General Information

Alinia for Oral Suspension contains the active ingredient, nitazoxanide (2-acetyloxy-N- (5-nitro-2-thiazolyl) benzamide), a synthetic antiprotozoal agent for oral administration.

Alinia for Oral Suspension is indicated for the treatment of diarrhea caused by Cryptosporidium parvum and Giardia lamblia parasites in pediatric patients 1 through 11 years of age.

Alinia for Oral Suspension (100 mg/5mL) will be available in a liquid suspension form. In addition, safety and effectiveness have not been established in patients with immune deficiencies such as patients with human immunodeficiency virus (HIV).

Clinical Results

Giardia lamblia:

In a randomized, controlled study conducted in Peru in 110 pediatric patients with diarrhea caused by Giardia lamblia, a three-day course of treatment with nitazoxanide (100 mg BID in pediatric patients ages 24-47 months, 200 mg BID in pediatric patients ages 4 through 11 years) was compared to a five-day course of treatment with metronidazole (125 mg BID in pediatric patients ages 2 through 5 years, 250 mg BID in pediatric patients ages 6 through 11 years). Clinical response was evaluated 7 to 10 days following initiation of treatment with a ‘well’ response defined as ‘no symptoms, no watery stools and no more than 2 soft stools with no hematochezia within the past 24 hours’ or ‘no symptoms and no unformed stools within the past 48 hours.’ The following clinical cure rates were obtained: Nitazoxanide (3 days) had a 90% (43/48) response rate and Metronidazole (5 days) had a 83% (39/47) response rate.

Cryptosporidium parvum:

In two double-blind, controlled studies in pediatric patients with diarrhea caused by Cryptosporidium parvum, a three-day course of treatment with nitazoxanide (100 mg BID in pediatric patients ages 12-47 months, 200 mg BID in pediatric patients ages 4 through 11 years) was compared with a placebo.
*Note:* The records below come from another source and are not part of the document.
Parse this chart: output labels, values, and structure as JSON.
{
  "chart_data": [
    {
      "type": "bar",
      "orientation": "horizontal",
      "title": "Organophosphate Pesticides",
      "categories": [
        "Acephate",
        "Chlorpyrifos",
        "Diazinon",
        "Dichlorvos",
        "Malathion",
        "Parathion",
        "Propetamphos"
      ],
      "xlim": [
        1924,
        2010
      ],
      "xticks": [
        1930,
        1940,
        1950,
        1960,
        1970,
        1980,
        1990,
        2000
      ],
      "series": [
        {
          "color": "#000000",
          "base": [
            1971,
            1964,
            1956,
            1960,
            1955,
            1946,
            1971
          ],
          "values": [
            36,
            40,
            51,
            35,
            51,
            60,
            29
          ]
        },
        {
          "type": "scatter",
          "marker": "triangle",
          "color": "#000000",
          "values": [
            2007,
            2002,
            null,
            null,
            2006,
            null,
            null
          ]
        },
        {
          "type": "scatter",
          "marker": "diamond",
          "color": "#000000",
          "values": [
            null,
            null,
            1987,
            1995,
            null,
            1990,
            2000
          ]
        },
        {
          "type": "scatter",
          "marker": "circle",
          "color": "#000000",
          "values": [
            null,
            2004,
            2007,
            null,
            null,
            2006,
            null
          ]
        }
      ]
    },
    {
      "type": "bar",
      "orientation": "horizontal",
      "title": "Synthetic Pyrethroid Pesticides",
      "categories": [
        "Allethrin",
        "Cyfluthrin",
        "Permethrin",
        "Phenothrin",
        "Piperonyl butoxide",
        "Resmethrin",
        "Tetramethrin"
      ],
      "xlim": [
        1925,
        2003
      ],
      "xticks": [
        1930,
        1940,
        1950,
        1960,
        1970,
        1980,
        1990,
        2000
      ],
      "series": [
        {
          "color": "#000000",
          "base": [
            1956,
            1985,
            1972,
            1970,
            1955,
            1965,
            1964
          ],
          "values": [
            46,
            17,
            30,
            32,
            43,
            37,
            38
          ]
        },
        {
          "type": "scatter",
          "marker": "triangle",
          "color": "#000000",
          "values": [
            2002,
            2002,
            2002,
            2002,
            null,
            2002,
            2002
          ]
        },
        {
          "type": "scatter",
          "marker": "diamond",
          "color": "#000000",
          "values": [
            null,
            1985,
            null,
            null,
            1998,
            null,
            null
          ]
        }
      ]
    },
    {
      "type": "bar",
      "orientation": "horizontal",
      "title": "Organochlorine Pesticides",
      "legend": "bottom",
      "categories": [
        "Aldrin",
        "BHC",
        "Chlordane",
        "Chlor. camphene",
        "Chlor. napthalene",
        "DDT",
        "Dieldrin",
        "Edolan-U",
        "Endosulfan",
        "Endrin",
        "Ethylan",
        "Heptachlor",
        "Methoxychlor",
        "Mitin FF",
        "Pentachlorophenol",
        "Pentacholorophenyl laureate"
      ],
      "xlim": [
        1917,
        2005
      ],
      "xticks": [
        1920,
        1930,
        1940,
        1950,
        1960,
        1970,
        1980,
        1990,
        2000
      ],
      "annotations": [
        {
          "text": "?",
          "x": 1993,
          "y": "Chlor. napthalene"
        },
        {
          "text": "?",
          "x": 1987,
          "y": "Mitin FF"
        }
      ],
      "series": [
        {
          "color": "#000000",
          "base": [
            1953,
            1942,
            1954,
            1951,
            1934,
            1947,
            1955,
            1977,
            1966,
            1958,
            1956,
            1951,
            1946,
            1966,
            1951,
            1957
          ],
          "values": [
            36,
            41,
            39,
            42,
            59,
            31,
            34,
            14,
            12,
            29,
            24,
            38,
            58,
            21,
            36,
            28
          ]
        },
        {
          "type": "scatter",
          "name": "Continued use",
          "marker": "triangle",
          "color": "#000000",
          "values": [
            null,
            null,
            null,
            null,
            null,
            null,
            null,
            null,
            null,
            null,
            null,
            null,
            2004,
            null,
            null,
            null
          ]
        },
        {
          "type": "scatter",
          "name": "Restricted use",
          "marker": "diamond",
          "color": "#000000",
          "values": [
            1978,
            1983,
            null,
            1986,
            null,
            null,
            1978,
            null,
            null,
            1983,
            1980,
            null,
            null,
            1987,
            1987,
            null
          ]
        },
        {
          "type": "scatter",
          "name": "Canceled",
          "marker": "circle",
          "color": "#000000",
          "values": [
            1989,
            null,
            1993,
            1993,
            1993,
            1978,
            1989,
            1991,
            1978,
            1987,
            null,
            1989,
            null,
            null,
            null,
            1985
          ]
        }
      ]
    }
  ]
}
One study was conducted in Egypt in outpatients ages 1 through 11 years with diarrhea caused by C. parvum. Another study was conducted in Zambia in malnourished pediatric patients admitted to the hospital with diarrhea caused by C. parvum. Clinical response was evaluated 3 to 7 days post-therapy with a ‘well’ response defined as ‘no symptoms, no watery stools and no more than 2 soft stools with no hematochezia within the past 24 hours’ or ‘no symptoms and no unformed stools within the past 48 hours.’ The results show a clinical response rate for nitazoxanide of 88% (21/24) versus 38% (9/24) for placebo.

Mechanism of Action

Following oral administration in humans, nitazoxanide is rapidly hydrolyzed to an active metabolite, tizoxanide (desacetyl-nitazoxanide). Tizoxanide then undergoes conjugation, primarily by glucuronidation.

The antiprotozoal activity of nitazoxanide is believed to be due to interference with the pyruvate: ferredoxin oxidoreductase (PFOR) enzyme-dependent electron transfer reaction, which is essential to anaerobic energy metabolism. Studies have shown that the PFOR enzyme from Giardia lamblia directly reduces nitazoxanide by transfer of electrons in the absence of ferredoxin. The DNAderived PFOR protein sequence of Cryptosporidium parvum appears to be similar to that of Giardia lamblia.

Literature References

Amadi B, Mwiya M, Musuku J, Watuka A, Sianongo S, Ayoub A, Kelly P. Effect of nitazoxanide on morbidity and mortality in Zambian children with cryptosporidiosis: a randomized controlled trial.Lancet. 2002; 360:1375-80.

Gilles HM, Hoffman PS. Treatment of intestinal parasitic infections: a review of nitazoxanide. Trends in Parasitology. 2002; 18:95-7.

Rossignol JF, Ayoub A, Ayers MS. Treatment of Diarrhea Caused by Giardia intestinalis and Entamoeba histolytica or E. dispar: A Randomized, Double-Blind, Placebo-Controlled Study of Nitazoxanide. Journal of Infectious Diseases. 2001; 184:381-4.